Con el tiempo desembocó en una escuela de arte y allí lo descubrió el profesor Mario Rosso. “Él me llevó de la mano para impulsarme y permitirme progresar, fue una de las grandes inspiraciones que encontré en el camino”, afirma hoy el artista.

Con el correr de los años, Solís se convertiría en uno de los embajadores culturales más importantes de la provincia de la mano de diferentes esculturas, aunque con un claro leitmotiv que las atravesaba: los toros. Se especializó en darle a las poderosas figuras y su marca registrada atrajo la mirada del público en distintos lugares del globo. 

Trabajó con todo tipo de materiales, desde cemento directo hasta piedra, madera e incluso nieve, pero su elemento predilecto nunca dejó de ser el metal. Fue convocado a mostrar su trabajo en todo el mundo, pero recuerda con particular cariño su experiencia en Finlandia, cuando durante uno de sus pasos por el verano boreal, el vecino de Villa Allende se animó a esculpir un toro en medio de la mesa durante una cena homenaje, hecho que aún hoy recuerda con claridad.

La experiencia como soldador, la guía de su gran maestro y la visión de su compañera convirtieron a Solís en uno de los mejores escultores del país. Foto E. Parrau/El Milenio.

El Milenio: ¿Qué lugar ocupó tu esposa en tu concepción como artista?

Manuel Solís: Todo el lugar posible. Gracias a ella y a su enorme comprensión, yo llegué a ser quien soy. No es fácil ser la compañera de un artista, pero ella siempre estuvo ahí para apoyarme. No sólo eso, sino que fue una relación muy particular la que construimos. Yo no tengo vergüenza en decirlo: culturalmente era un hombre muy bruto. 

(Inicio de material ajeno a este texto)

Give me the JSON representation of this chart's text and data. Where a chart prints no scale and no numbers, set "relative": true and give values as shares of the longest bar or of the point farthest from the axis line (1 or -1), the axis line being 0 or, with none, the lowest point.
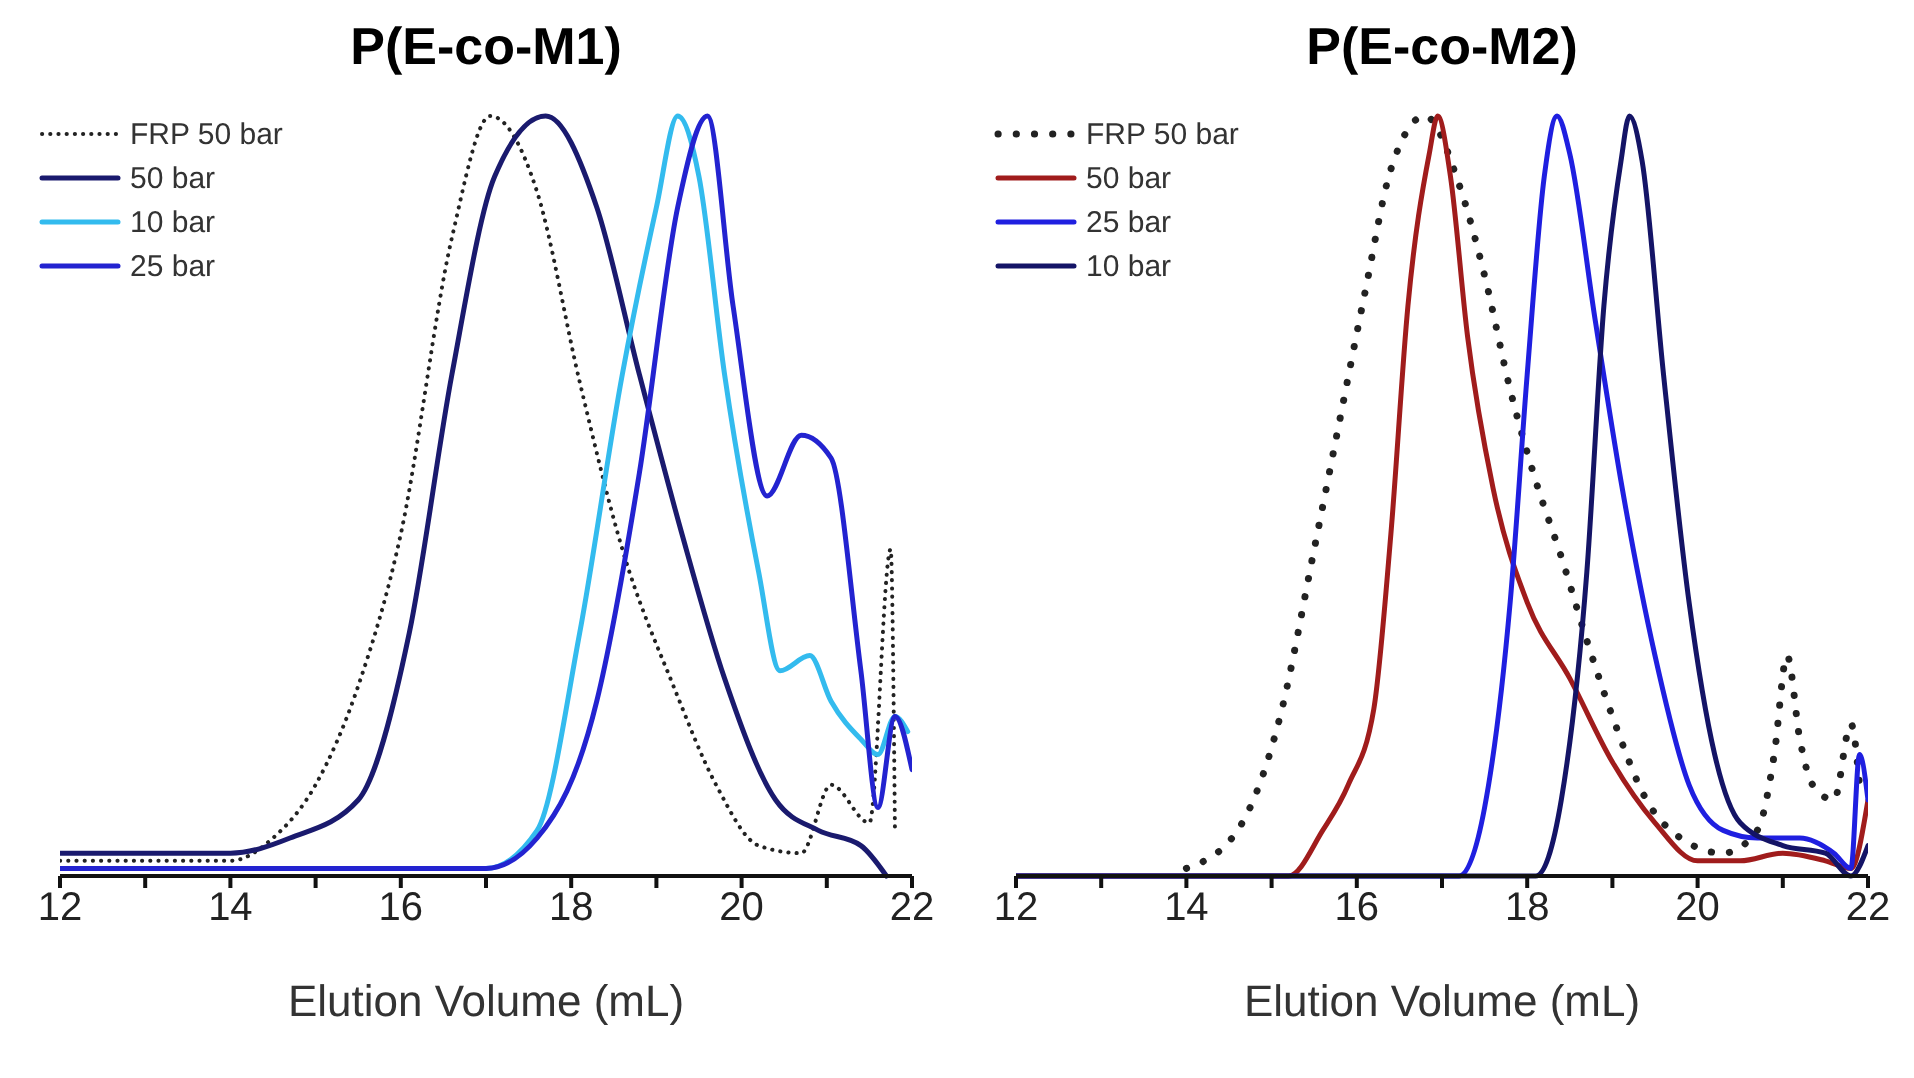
{
  "chart_data": [
    {
      "type": "line",
      "title": "P(E-co-M1)",
      "xlabel": "Elution Volume (mL)",
      "relative": true,
      "xlim": [
        12,
        22
      ],
      "xticks": [
        12,
        {
          "value": 13,
          "label": null
        },
        14,
        {
          "value": 15,
          "label": null
        },
        16,
        {
          "value": 17,
          "label": null
        },
        18,
        {
          "value": 19,
          "label": null
        },
        20,
        {
          "value": 21,
          "label": null
        },
        22
      ],
      "legend": "top left",
      "grid": false,
      "marker": "none",
      "series": [
        {
          "name": "FRP 50 bar",
          "color": "#222222",
          "line_style": "dotted",
          "x": [
            12,
            14.0,
            14.5,
            15.0,
            15.5,
            16.0,
            16.6,
            17.05,
            17.6,
            18.1,
            18.6,
            19.2,
            19.7,
            20.2,
            20.7,
            21.05,
            21.5,
            21.75,
            21.8
          ],
          "values": [
            0.02,
            0.02,
            0.05,
            0.12,
            0.25,
            0.45,
            0.84,
            1.0,
            0.9,
            0.65,
            0.43,
            0.25,
            0.12,
            0.04,
            0.03,
            0.12,
            0.07,
            0.43,
            0.06
          ]
        },
        {
          "name": "50 bar",
          "color": "#1a1a6e",
          "line_style": "solid",
          "x": [
            12,
            14,
            14.7,
            15.5,
            16.1,
            16.6,
            17.1,
            17.7,
            18.3,
            18.8,
            19.3,
            19.8,
            20.4,
            20.9,
            21.4,
            21.7
          ],
          "values": [
            0.03,
            0.03,
            0.05,
            0.1,
            0.32,
            0.66,
            0.92,
            1.0,
            0.88,
            0.66,
            0.45,
            0.26,
            0.1,
            0.06,
            0.04,
            0.0
          ]
        },
        {
          "name": "10 bar",
          "color": "#33bbee",
          "line_style": "solid",
          "x": [
            12,
            17.0,
            17.6,
            18.1,
            18.6,
            19.0,
            19.25,
            19.5,
            19.8,
            20.2,
            20.45,
            20.8,
            21.05,
            21.4,
            21.6,
            21.8,
            21.95
          ],
          "values": [
            0.01,
            0.01,
            0.06,
            0.32,
            0.66,
            0.88,
            1.0,
            0.92,
            0.66,
            0.4,
            0.27,
            0.29,
            0.23,
            0.18,
            0.16,
            0.21,
            0.19
          ]
        },
        {
          "name": "25 bar",
          "color": "#2323d0",
          "line_style": "solid",
          "x": [
            12,
            17.0,
            17.6,
            18.3,
            18.8,
            19.25,
            19.6,
            19.9,
            20.3,
            20.7,
            21.05,
            21.4,
            21.6,
            21.8,
            22.0
          ],
          "values": [
            0.01,
            0.01,
            0.05,
            0.23,
            0.53,
            0.88,
            1.0,
            0.75,
            0.5,
            0.58,
            0.55,
            0.27,
            0.09,
            0.21,
            0.14
          ]
        }
      ]
    },
    {
      "type": "line",
      "title": "P(E-co-M2)",
      "xlabel": "Elution Volume (mL)",
      "relative": true,
      "xlim": [
        12,
        22
      ],
      "xticks": [
        12,
        {
          "value": 13,
          "label": null
        },
        14,
        {
          "value": 15,
          "label": null
        },
        16,
        {
          "value": 17,
          "label": null
        },
        18,
        {
          "value": 19,
          "label": null
        },
        20,
        {
          "value": 21,
          "label": null
        },
        22
      ],
      "legend": "top left",
      "grid": false,
      "marker": "none",
      "series": [
        {
          "name": "FRP 50 bar",
          "color": "#222222",
          "line_style": "dotted",
          "x": [
            14.0,
            14.6,
            15.1,
            15.5,
            15.8,
            16.1,
            16.4,
            16.8,
            17.2,
            17.5,
            17.8,
            18.1,
            18.4,
            18.7,
            19.0,
            19.4,
            19.8,
            20.3,
            20.7,
            20.9,
            21.05,
            21.2,
            21.35,
            21.6,
            21.8,
            21.9
          ],
          "values": [
            0.01,
            0.06,
            0.21,
            0.43,
            0.6,
            0.77,
            0.93,
            1.0,
            0.91,
            0.79,
            0.64,
            0.52,
            0.42,
            0.31,
            0.21,
            0.1,
            0.05,
            0.03,
            0.06,
            0.16,
            0.29,
            0.18,
            0.12,
            0.1,
            0.2,
            0.12
          ]
        },
        {
          "name": "50 bar",
          "color": "#a01c1c",
          "line_style": "solid",
          "x": [
            12,
            15.2,
            15.6,
            15.9,
            16.2,
            16.4,
            16.6,
            16.85,
            16.95,
            17.1,
            17.3,
            17.6,
            18.0,
            18.5,
            19.0,
            19.5,
            20.0,
            20.5,
            21.0,
            21.5,
            21.8,
            22.0
          ],
          "values": [
            0.0,
            0.0,
            0.06,
            0.12,
            0.22,
            0.45,
            0.75,
            0.95,
            1.0,
            0.92,
            0.71,
            0.51,
            0.36,
            0.26,
            0.15,
            0.07,
            0.02,
            0.02,
            0.03,
            0.02,
            0.01,
            0.1
          ]
        },
        {
          "name": "25 bar",
          "color": "#1f1fe0",
          "line_style": "solid",
          "x": [
            12,
            17.2,
            17.5,
            17.8,
            18.0,
            18.2,
            18.35,
            18.5,
            18.8,
            19.1,
            19.5,
            19.9,
            20.3,
            20.7,
            21.2,
            21.6,
            21.8,
            21.9,
            22.0
          ],
          "values": [
            0.0,
            0.0,
            0.09,
            0.36,
            0.66,
            0.92,
            1.0,
            0.95,
            0.73,
            0.52,
            0.29,
            0.12,
            0.06,
            0.05,
            0.05,
            0.03,
            0.01,
            0.16,
            0.1
          ]
        },
        {
          "name": "10 bar",
          "color": "#141466",
          "line_style": "solid",
          "x": [
            12,
            18.1,
            18.4,
            18.7,
            18.9,
            19.1,
            19.2,
            19.35,
            19.6,
            19.9,
            20.2,
            20.5,
            21.0,
            21.5,
            21.8,
            22.0
          ],
          "values": [
            0.0,
            0.0,
            0.1,
            0.4,
            0.75,
            0.94,
            1.0,
            0.94,
            0.66,
            0.36,
            0.16,
            0.07,
            0.04,
            0.03,
            0.0,
            0.04
          ]
        }
      ]
    }
  ]
}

Cuando la conocí era un deportista, jugaba al rugby y el arte estaba dentro mío, pero no era algo que yo fuera capaz de exteriorizar. Y ella, una literata a muerte, que había leído siete veces El Quijote, metió todo eso en mí y me enseñó a ir a los conciertos y las exposiciones. 

Gran parte de lo que soy se lo debo a mi maestro y a mi esposa, que fue una mujer simplemente extraordinaria. Ella formó mi mentalidad y me convirtió en el artista que soy.  Era una persona analítica y crítica, tenía un ojo tremendo.

EM: Dentro de tu carrera como escultor, ¿hubo cambios importantes en tu manera de acercarte al arte? 

MS: Sí, por supuesto. En un comienzo trabajaba por impulsos, era muy intuitivo en mi manera de encarar una obra y las cosas me salían muy bien, pero resulta que luego de 20 años trabajando en esto, empecé a hacerlo de manera profesional. Y lo que sucede cuando uno comienza a trabajar de manera realmente profesional, es que la autocrítica crece. Ahí, si uno no está bien preparado, la cosa se complica, por eso es el momento de agregar recursos.

EM: ¿Te gusta la idea de pensar que quede algún aprendiz tuyo cuando ya no estés?

MS: Sí, a mí me encanta que me sigan. Muchos artistas son muy celosos de lo suyo, no son amigos de la idea de compartir. Todo lo que esos personajes llaman “secretos” son cosas que yo no dudo en mostrar a todos mis alumnos. Es muy fácil para mí, el arte no tiene secretos, las escuelas de arte no pueden fabricar artistas. Esos secretos no son tales, no se “consiguen”, no se venden. El artista es y va a llegar a ser de una u otra forma. 

En mi caso me encanta la formación, valoro mucho ese rol y les exijo mucho a mis estudiantes. Pero por otro lado también les doy muchas libertades creativas, porque eso es fundamental para que quienes quieran ser artistas, encuentren lo más importante y lo más difícil de tener: una identidad, o más bien, su identidad.

EM: ¿Qué lugar ocupa Villa Allende en tu vida?

MS: Yo salgo a las calles de mi ciudad y todo el mundo me conoce. Acá quiero dejar mis huesos cuando esto se termine, y en eso ando. Yo me crie en barrio General Paz, pero Villa Allende es mi pueblo, es el lugar que elegí para ser artista. Quiero que mis cenizas las arrojen en el arroyito Saldán, al fondo de mi taller. Este es mi lugar en el mundo.